No hay que caer en errores de concepto a la hora de tener en cuenta a los miembros de la Fuerza Pública en un esquema de justicia transicional. Un Estado serio no puede incurrir en la “autoamnistía”, un exabrupto jurídico que tendría repercusiones a la luz de lo que el derecho internacional contempla. Un Estado no puede darse el lujo de decir que cometió delitos pero que, perdón, que no lo vuelve a hacer. Por supuesto que no.
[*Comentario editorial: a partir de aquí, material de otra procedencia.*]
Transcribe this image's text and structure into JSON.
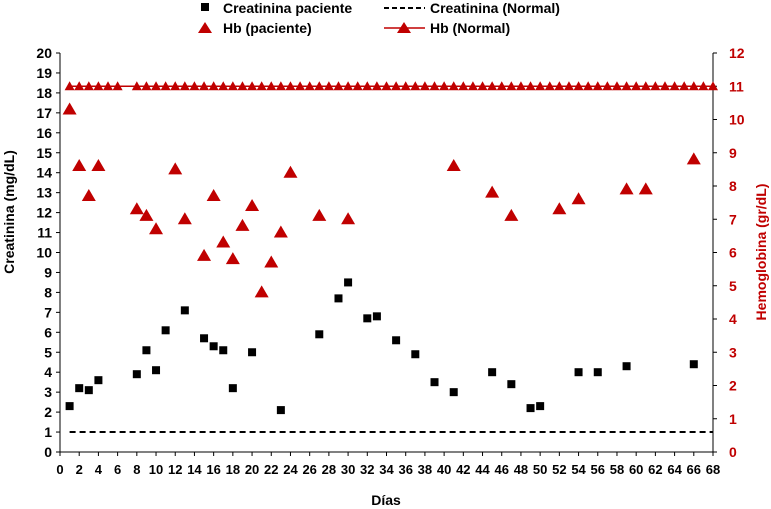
{
  "chart_data": {
    "type": "scatter",
    "xlabel": "Días",
    "ylabel_left": "Creatinina (mg/dL)",
    "ylabel_right": "Hemoglobina (gr/dL)",
    "x_range": [
      0,
      68
    ],
    "x_ticks": [
      0,
      2,
      4,
      6,
      8,
      10,
      12,
      14,
      16,
      18,
      20,
      22,
      24,
      26,
      28,
      30,
      32,
      34,
      36,
      38,
      40,
      42,
      44,
      46,
      48,
      50,
      52,
      54,
      56,
      58,
      60,
      62,
      64,
      66,
      68
    ],
    "y_left_range": [
      0,
      20
    ],
    "y_left_ticks": [
      0,
      1,
      2,
      3,
      4,
      5,
      6,
      7,
      8,
      9,
      10,
      11,
      12,
      13,
      14,
      15,
      16,
      17,
      18,
      19,
      20
    ],
    "y_right_range": [
      0,
      12
    ],
    "y_right_ticks": [
      0,
      1,
      2,
      3,
      4,
      5,
      6,
      7,
      8,
      9,
      10,
      11,
      12
    ],
    "grid": false,
    "legend_position": "top",
    "colors": {
      "creatinine": "#000000",
      "hb": "#c00000"
    },
    "series": [
      {
        "name": "Creatinina paciente",
        "axis": "left",
        "marker": "square",
        "x": [
          1,
          2,
          3,
          4,
          8,
          9,
          10,
          11,
          13,
          15,
          16,
          17,
          18,
          20,
          23,
          27,
          29,
          30,
          32,
          33,
          35,
          37,
          39,
          41,
          45,
          47,
          49,
          50,
          54,
          56,
          59,
          66
        ],
        "y": [
          2.3,
          3.2,
          3.1,
          3.6,
          3.9,
          5.1,
          4.1,
          6.1,
          7.1,
          5.7,
          5.3,
          5.1,
          3.2,
          5.0,
          2.1,
          5.9,
          7.7,
          8.5,
          6.7,
          6.8,
          5.6,
          4.9,
          3.5,
          3.0,
          4.0,
          3.4,
          2.2,
          2.3,
          4.0,
          4.0,
          4.3,
          4.4
        ]
      },
      {
        "name": "Creatinina (Normal)",
        "axis": "left",
        "style": "dashed-line",
        "x": [
          1,
          68
        ],
        "y": [
          1,
          1
        ]
      },
      {
        "name": "Hb (paciente)",
        "axis": "right",
        "marker": "triangle",
        "x": [
          1,
          2,
          3,
          4,
          8,
          9,
          10,
          12,
          13,
          15,
          16,
          17,
          18,
          19,
          20,
          21,
          22,
          23,
          24,
          27,
          30,
          41,
          45,
          47,
          52,
          54,
          59,
          61,
          66
        ],
        "y": [
          10.3,
          8.6,
          7.7,
          8.6,
          7.3,
          7.1,
          6.7,
          8.5,
          7.0,
          5.9,
          7.7,
          6.3,
          5.8,
          6.8,
          7.4,
          4.8,
          5.7,
          6.6,
          8.4,
          7.1,
          7.0,
          8.6,
          7.8,
          7.1,
          7.3,
          7.6,
          7.9,
          7.9,
          8.8
        ]
      },
      {
        "name": "Hb (Normal)",
        "axis": "right",
        "marker": "triangle",
        "style": "line",
        "x": [
          1,
          2,
          3,
          4,
          5,
          6,
          8,
          9,
          10,
          11,
          12,
          13,
          14,
          15,
          16,
          17,
          18,
          19,
          20,
          21,
          22,
          23,
          24,
          25,
          26,
          27,
          28,
          29,
          30,
          31,
          32,
          33,
          34,
          35,
          36,
          37,
          38,
          39,
          40,
          41,
          42,
          43,
          44,
          45,
          46,
          47,
          48,
          49,
          50,
          51,
          52,
          53,
          54,
          55,
          56,
          57,
          58,
          59,
          60,
          61,
          62,
          63,
          64,
          65,
          66,
          67,
          68
        ],
        "y": [
          11,
          11,
          11,
          11,
          11,
          11,
          11,
          11,
          11,
          11,
          11,
          11,
          11,
          11,
          11,
          11,
          11,
          11,
          11,
          11,
          11,
          11,
          11,
          11,
          11,
          11,
          11,
          11,
          11,
          11,
          11,
          11,
          11,
          11,
          11,
          11,
          11,
          11,
          11,
          11,
          11,
          11,
          11,
          11,
          11,
          11,
          11,
          11,
          11,
          11,
          11,
          11,
          11,
          11,
          11,
          11,
          11,
          11,
          11,
          11,
          11,
          11,
          11,
          11,
          11,
          11,
          11
        ]
      }
    ]
  }
}
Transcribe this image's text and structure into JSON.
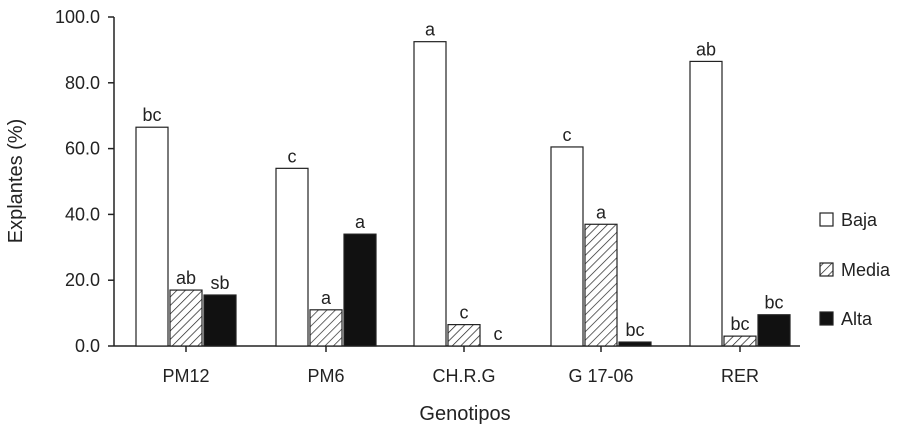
{
  "chart_data": {
    "type": "bar",
    "title": "",
    "xlabel": "Genotipos",
    "ylabel": "Explantes (%)",
    "ylim": [
      0,
      100
    ],
    "yticks": [
      "0.0",
      "20.0",
      "40.0",
      "60.0",
      "80.0",
      "100.0"
    ],
    "categories": [
      "PM12",
      "PM6",
      "CH.R.G",
      "G 17-06",
      "RER"
    ],
    "series": [
      {
        "name": "Baja",
        "pattern": "white",
        "values": [
          66.5,
          54.0,
          92.5,
          60.5,
          86.5
        ],
        "labels": [
          "bc",
          "c",
          "a",
          "c",
          "ab"
        ]
      },
      {
        "name": "Media",
        "pattern": "hatch",
        "values": [
          17.0,
          11.0,
          6.5,
          37.0,
          3.0
        ],
        "labels": [
          "ab",
          "a",
          "c",
          "a",
          "bc"
        ]
      },
      {
        "name": "Alta",
        "pattern": "black",
        "values": [
          15.5,
          34.0,
          0,
          1.2,
          9.5
        ],
        "labels": [
          "sb",
          "a",
          "c",
          "bc",
          "bc"
        ]
      }
    ],
    "legend_position": "right",
    "grid": false
  },
  "colors": {
    "axis": "#222222",
    "bar_fill_light": "#ffffff",
    "bar_fill_dark": "#111111",
    "stroke": "#222222"
  }
}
Y sin embargo, algo hay de eso a un proceso real de transición: si se confiesa la verdad, se imparte un mínimo de justicia (distinta a la de los guerrilleros, por supuesto), se repara a las víctimas y se garantiza la no repetición, estamos hablando de un escenario posible. Razonable, además, acorde con el conflicto degradado de parte y parte. Pero esto implica, por parte de los militares, aceptar cosas. Poner la cara. Ser sinceros con las actitudes en las que pudieron incurrir en una guerra que se ha prestado para bajezas inimaginables. No conformarse con teorías de “manzanas podridas” o solidaridades de cuerpo.

Si se acepta esto de entrada, si esto deja de verse menos como un juego de fuerzas entre dos, y más como una deuda con una sociedad que exige la paz como un derecho y un deber de obligatorio cumplimiento, pues bienvenido. No podemos verle el lado malo.